Was this study actually underpowered to detect a clinically relevant effect? Of course not. A trial with 100,000 participants would have 88.5% power if the true effect even reduced the event rate from 50% with standard of care to 49% with experimental therapy (a mere 1% absolute reduction).

A more sensible alternative: instead of conducting a post-hoc power calculation based on observed effect size, the authors could show what a power calculation would have looked like with their chosen sample size and some small-to-moderate effect size that would be notable enough to adopt the therapy in clinical practice (essentially, the “most clinically reasonable effect size” that you mention here, @TFeend ).

How would that look in practice? Let’s now consider a trial with 1,000 patients (exactly 500 per treatment arm). In the standard of care, suppose that 250 participants (exactly 50%) experienced the primary outcome. In the experimental arm, suppose that 249 participants (49.8%) experienced the primary outcome. Again, this comparison will return a non-significant result (p=0.95) suggesting that there is no difference between the treatment groups. Again, a post-hoc power calculation based upon the observed effect size will show that the study had extremely low statistical power (about 5%).

This information is virtually useless; a more useful alternative would be computing statistical power that the sample size would have for some clinically relevant effect size. Suppose that we would want to adopt this therapy if it reduced the true event rate from 50% to 40%. A hypothetical trial with 1,000 participants (500 per arm) would have 89% power to detect such a difference, and therefore we may conclude that this initial trial was not “underpowered” to detect a clinically relevant effect – the trial was in fact reasonably well-powered to detect such an effect."

Hopefully that is helpful.


I also want to return to the point that power calculations are made using other wrong assumptions, such as overestimating average event probabilities and underestimating variance of continuous Y. There are many reasons that power is merely a pre-study issue, if even good then.
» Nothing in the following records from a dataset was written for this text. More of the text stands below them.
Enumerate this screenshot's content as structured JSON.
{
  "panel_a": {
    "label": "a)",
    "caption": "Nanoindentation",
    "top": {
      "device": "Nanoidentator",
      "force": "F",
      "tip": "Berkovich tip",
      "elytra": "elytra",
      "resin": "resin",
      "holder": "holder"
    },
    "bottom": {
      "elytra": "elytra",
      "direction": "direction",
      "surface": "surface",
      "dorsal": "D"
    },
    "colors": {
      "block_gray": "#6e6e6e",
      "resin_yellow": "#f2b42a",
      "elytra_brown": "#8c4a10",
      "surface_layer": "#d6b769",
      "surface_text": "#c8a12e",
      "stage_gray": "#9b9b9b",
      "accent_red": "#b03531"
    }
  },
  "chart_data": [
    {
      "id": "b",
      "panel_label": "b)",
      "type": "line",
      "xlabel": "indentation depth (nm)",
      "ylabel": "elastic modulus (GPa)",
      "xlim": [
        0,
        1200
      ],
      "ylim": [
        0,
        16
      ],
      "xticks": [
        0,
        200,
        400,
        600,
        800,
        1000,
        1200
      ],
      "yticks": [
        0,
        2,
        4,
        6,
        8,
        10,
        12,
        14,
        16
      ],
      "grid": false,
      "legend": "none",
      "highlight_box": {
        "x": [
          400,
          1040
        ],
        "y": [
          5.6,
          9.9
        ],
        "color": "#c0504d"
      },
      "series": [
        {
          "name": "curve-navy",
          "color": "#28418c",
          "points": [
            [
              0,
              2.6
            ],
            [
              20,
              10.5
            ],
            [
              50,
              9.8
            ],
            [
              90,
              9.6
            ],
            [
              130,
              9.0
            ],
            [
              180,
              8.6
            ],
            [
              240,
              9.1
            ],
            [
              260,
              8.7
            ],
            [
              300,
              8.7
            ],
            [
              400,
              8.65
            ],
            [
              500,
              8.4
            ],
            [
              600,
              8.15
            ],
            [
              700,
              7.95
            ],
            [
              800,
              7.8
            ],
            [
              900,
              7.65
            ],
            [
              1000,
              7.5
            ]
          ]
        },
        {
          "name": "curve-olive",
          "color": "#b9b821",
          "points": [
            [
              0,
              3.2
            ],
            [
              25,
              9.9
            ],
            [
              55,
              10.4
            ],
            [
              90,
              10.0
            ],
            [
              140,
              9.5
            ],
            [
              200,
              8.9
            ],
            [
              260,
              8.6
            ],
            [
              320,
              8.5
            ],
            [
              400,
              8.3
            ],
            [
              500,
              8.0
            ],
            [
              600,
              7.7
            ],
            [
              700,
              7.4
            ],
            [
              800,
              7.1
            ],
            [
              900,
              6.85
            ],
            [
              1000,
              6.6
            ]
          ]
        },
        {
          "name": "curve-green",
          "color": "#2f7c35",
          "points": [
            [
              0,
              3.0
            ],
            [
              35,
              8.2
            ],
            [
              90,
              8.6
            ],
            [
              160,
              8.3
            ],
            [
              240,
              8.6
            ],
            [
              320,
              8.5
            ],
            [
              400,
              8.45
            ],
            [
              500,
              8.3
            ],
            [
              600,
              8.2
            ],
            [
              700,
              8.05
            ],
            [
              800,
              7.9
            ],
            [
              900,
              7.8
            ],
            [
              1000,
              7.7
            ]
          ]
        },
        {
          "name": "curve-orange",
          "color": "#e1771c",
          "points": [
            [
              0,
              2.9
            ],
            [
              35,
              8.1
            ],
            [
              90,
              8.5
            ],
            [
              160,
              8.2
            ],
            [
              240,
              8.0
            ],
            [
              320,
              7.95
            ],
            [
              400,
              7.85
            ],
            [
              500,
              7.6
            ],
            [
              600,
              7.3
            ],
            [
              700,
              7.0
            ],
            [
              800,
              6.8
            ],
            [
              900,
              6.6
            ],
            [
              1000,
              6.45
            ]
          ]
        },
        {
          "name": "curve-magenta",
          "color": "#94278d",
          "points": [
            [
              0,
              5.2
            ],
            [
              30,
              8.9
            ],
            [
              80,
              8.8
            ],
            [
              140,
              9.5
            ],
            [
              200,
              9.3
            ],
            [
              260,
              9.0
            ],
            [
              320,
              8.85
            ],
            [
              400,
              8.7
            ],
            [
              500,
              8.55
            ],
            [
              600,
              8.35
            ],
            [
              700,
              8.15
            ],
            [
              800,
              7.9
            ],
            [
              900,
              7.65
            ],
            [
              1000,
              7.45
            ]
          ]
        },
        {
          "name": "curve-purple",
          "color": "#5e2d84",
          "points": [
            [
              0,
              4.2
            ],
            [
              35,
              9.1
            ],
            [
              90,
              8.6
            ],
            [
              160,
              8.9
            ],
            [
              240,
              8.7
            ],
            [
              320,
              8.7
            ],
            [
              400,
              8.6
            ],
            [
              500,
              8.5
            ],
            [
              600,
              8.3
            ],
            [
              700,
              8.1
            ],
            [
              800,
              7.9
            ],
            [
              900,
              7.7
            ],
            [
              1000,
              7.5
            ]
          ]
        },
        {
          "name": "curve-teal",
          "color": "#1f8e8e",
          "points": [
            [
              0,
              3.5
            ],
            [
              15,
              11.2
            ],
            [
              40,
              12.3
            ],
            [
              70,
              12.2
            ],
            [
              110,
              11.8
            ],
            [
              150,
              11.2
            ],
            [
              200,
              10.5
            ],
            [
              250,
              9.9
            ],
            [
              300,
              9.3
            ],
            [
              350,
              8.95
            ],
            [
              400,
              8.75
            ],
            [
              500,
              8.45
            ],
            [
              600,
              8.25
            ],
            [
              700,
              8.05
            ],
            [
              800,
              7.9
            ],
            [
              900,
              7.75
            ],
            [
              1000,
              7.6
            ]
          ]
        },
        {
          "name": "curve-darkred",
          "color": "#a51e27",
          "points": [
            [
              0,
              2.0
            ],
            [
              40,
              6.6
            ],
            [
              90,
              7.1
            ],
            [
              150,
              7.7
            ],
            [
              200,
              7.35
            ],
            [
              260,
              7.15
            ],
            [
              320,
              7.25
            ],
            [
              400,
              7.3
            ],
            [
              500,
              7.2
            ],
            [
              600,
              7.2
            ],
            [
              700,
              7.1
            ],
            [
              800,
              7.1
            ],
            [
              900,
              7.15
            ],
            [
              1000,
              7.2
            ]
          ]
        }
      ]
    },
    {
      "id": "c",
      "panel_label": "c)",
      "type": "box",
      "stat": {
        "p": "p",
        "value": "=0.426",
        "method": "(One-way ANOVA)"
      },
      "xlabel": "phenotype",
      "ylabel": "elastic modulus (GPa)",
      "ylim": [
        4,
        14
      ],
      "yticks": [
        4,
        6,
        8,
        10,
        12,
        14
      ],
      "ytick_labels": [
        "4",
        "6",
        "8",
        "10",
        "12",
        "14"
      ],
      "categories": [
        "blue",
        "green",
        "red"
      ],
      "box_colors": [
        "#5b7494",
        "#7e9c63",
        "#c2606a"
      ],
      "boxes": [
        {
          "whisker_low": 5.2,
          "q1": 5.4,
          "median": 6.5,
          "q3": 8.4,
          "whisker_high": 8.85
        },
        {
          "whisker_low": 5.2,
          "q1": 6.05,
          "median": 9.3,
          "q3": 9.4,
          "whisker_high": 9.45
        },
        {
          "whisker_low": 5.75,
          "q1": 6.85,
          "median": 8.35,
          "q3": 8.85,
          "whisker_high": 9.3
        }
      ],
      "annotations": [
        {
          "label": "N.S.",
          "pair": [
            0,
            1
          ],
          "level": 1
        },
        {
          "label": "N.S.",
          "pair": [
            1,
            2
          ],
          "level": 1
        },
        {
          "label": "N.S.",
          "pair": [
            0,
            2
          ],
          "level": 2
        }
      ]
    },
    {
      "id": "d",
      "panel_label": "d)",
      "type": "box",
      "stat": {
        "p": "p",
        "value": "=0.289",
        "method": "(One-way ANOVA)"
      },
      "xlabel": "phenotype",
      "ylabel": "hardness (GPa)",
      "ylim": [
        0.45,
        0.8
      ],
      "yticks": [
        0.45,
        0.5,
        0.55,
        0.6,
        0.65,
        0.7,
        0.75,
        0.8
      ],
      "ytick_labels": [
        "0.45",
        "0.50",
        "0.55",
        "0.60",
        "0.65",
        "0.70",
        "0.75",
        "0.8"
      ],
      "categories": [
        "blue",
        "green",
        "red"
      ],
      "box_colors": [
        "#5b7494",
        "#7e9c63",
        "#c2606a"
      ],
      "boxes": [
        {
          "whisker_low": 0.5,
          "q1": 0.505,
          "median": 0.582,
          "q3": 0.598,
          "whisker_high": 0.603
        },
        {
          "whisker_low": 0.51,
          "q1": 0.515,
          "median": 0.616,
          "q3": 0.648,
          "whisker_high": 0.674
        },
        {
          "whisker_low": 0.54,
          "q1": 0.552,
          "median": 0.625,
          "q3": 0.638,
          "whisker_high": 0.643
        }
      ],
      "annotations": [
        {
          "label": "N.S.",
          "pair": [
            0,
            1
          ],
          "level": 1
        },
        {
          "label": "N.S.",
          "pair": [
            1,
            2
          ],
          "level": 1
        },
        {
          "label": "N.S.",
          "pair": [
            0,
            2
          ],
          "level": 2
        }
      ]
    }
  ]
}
I do appreciate those concerns. In the stuck-between-rock-and-hard place that Tim (and others, including myself) may find ourselves in - a paper returned with a reviewer comment that wishes to dismiss a finding of “no relationship” by stating “your study must be underpowered, please include a post-hoc power calculation” - do you consider the approach suggested above at all reasonable?

I can appreciate the hand-wavy nature of power calculations before the study as well, but surely you see some value in estimating the number of patients needed for something - even if not a dichotomous decision rule, the ability to estimate an effect within some amount of precision? I am often concerned about the accuracy in the power calculations that I provide to collaborators, but I would prefer that they be based on something rather than simply recruiting whatever number of patients they think is enough (they’d almost always underestimate, I suspect).
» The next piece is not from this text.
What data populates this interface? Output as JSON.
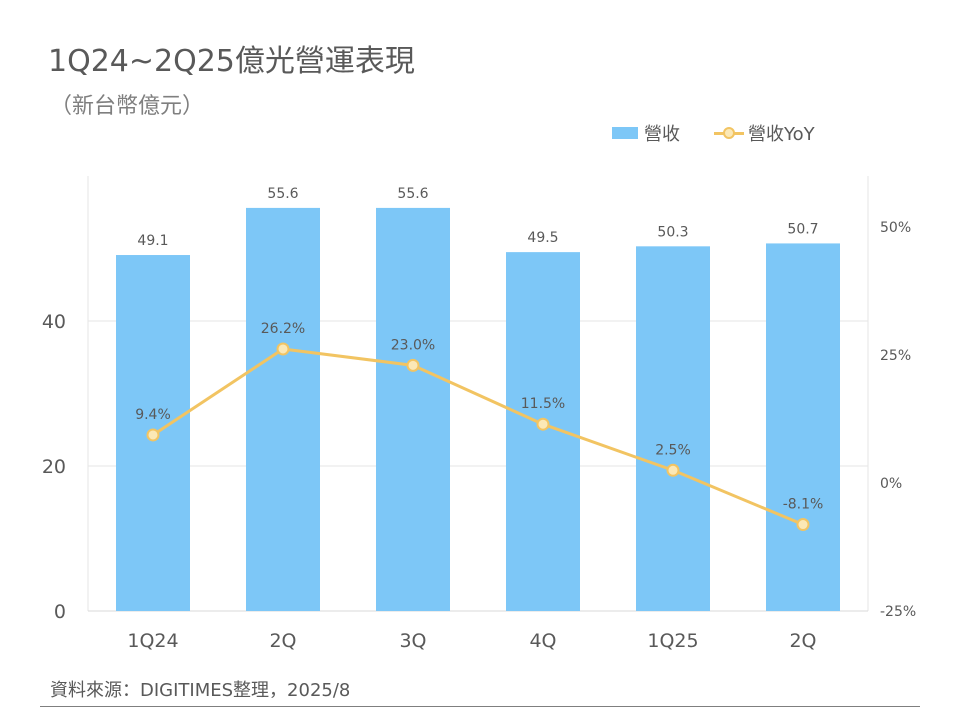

I really like this example. Helps me (non-expert) to better understand the concepts being discussed. How similar is this to doing a post-hoc (conditional) equivalence test with a minimally important difference?
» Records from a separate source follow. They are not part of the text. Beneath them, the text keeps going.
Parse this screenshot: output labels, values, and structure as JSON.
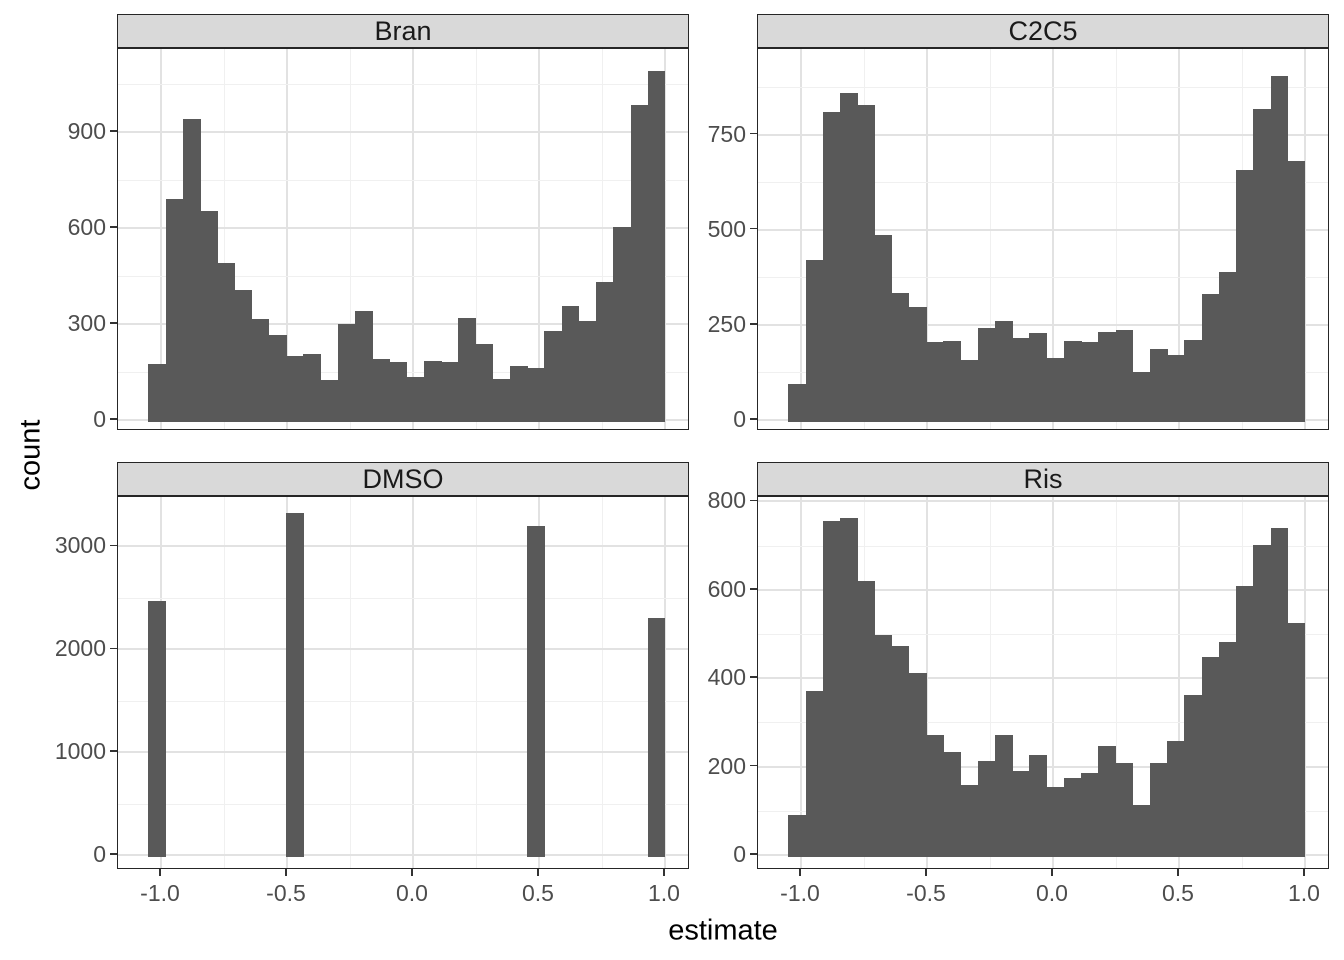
{
  "figure": {
    "y_axis_title": "count",
    "x_axis_title": "estimate",
    "bar_color": "#595959",
    "strip_fill": "#D9D9D9",
    "panel_border_color": "#262626",
    "grid_major_color": "#e2e2e2",
    "grid_minor_color": "#f0f0f0",
    "axis_text_color": "#4d4d4d",
    "background_color": "#ffffff"
  },
  "chart_data": {
    "type": "bar",
    "subtype": "faceted-histogram",
    "title": "",
    "xlabel": "estimate",
    "ylabel": "count",
    "legend": "none",
    "grid": "on",
    "facet_layout": [
      "Bran",
      "C2C5",
      "DMSO",
      "Ris"
    ],
    "bin_start": -1.05,
    "bin_width": 0.0683333,
    "n_bins": 30,
    "xlim": [
      -1.17,
      1.1
    ],
    "x_ticks": [
      -1.0,
      -0.5,
      0.0,
      0.5,
      1.0
    ],
    "x_tick_labels": [
      "-1.0",
      "-0.5",
      "0.0",
      "0.5",
      "1.0"
    ],
    "x_minor": [
      -0.75,
      -0.25,
      0.25,
      0.75
    ],
    "facets": [
      {
        "label": "Bran",
        "y_ticks": [
          0,
          300,
          600,
          900
        ],
        "y_minor": [
          150,
          450,
          750,
          1050
        ],
        "y_top": 1160,
        "counts": [
          175,
          690,
          940,
          655,
          490,
          405,
          315,
          265,
          200,
          205,
          125,
          300,
          340,
          190,
          180,
          135,
          185,
          180,
          320,
          238,
          128,
          170,
          162,
          277,
          355,
          310,
          430,
          605,
          985,
          1090
        ]
      },
      {
        "label": "C2C5",
        "y_ticks": [
          0,
          250,
          500,
          750
        ],
        "y_minor": [
          125,
          375,
          625,
          875
        ],
        "y_top": 975,
        "counts": [
          94,
          420,
          810,
          860,
          828,
          486,
          335,
          298,
          205,
          208,
          157,
          241,
          261,
          216,
          228,
          163,
          207,
          204,
          232,
          236,
          125,
          187,
          172,
          210,
          332,
          389,
          657,
          818,
          904,
          681
        ]
      },
      {
        "label": "DMSO",
        "y_ticks": [
          0,
          1000,
          2000,
          3000
        ],
        "y_minor": [
          500,
          1500,
          2500
        ],
        "y_top": 3480,
        "counts": [
          2470,
          0,
          0,
          0,
          0,
          0,
          0,
          0,
          3320,
          0,
          0,
          0,
          0,
          0,
          0,
          0,
          0,
          0,
          0,
          0,
          0,
          0,
          3200,
          0,
          0,
          0,
          0,
          0,
          0,
          2300
        ]
      },
      {
        "label": "Ris",
        "y_ticks": [
          0,
          200,
          400,
          600,
          800
        ],
        "y_minor": [
          100,
          300,
          500,
          700
        ],
        "y_top": 810,
        "counts": [
          90,
          370,
          755,
          762,
          620,
          498,
          472,
          412,
          272,
          234,
          158,
          212,
          271,
          191,
          226,
          153,
          174,
          186,
          247,
          208,
          113,
          209,
          257,
          362,
          447,
          483,
          608,
          702,
          740,
          525
        ]
      }
    ]
  }
}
Yes I do find it reasonable, especially if you footnote it with a caveat or two. Even better would be to stick with a compatibility interval.


I still believe this is one of the best papers on statistical power by Hoenig & Heisey


along with this paper by @Sander


My suggestion is also always look to the compatibility intervals! That would be a far more fruitful effort than trying to determine whether your study was underpowered or not. It is often difficult to know whether the reason you have a nonsignificant finding is because of a true indistinguishable difference or because your study was underpowered. A way to reduce your uncertainty about whether the test hypothesis is really true is by utilizing equivalence testing (if you must test hypotheses) or you could attempt to plan studies based on precision so that the computed compatibility interval or (a function of it) is closely clustered around certain values.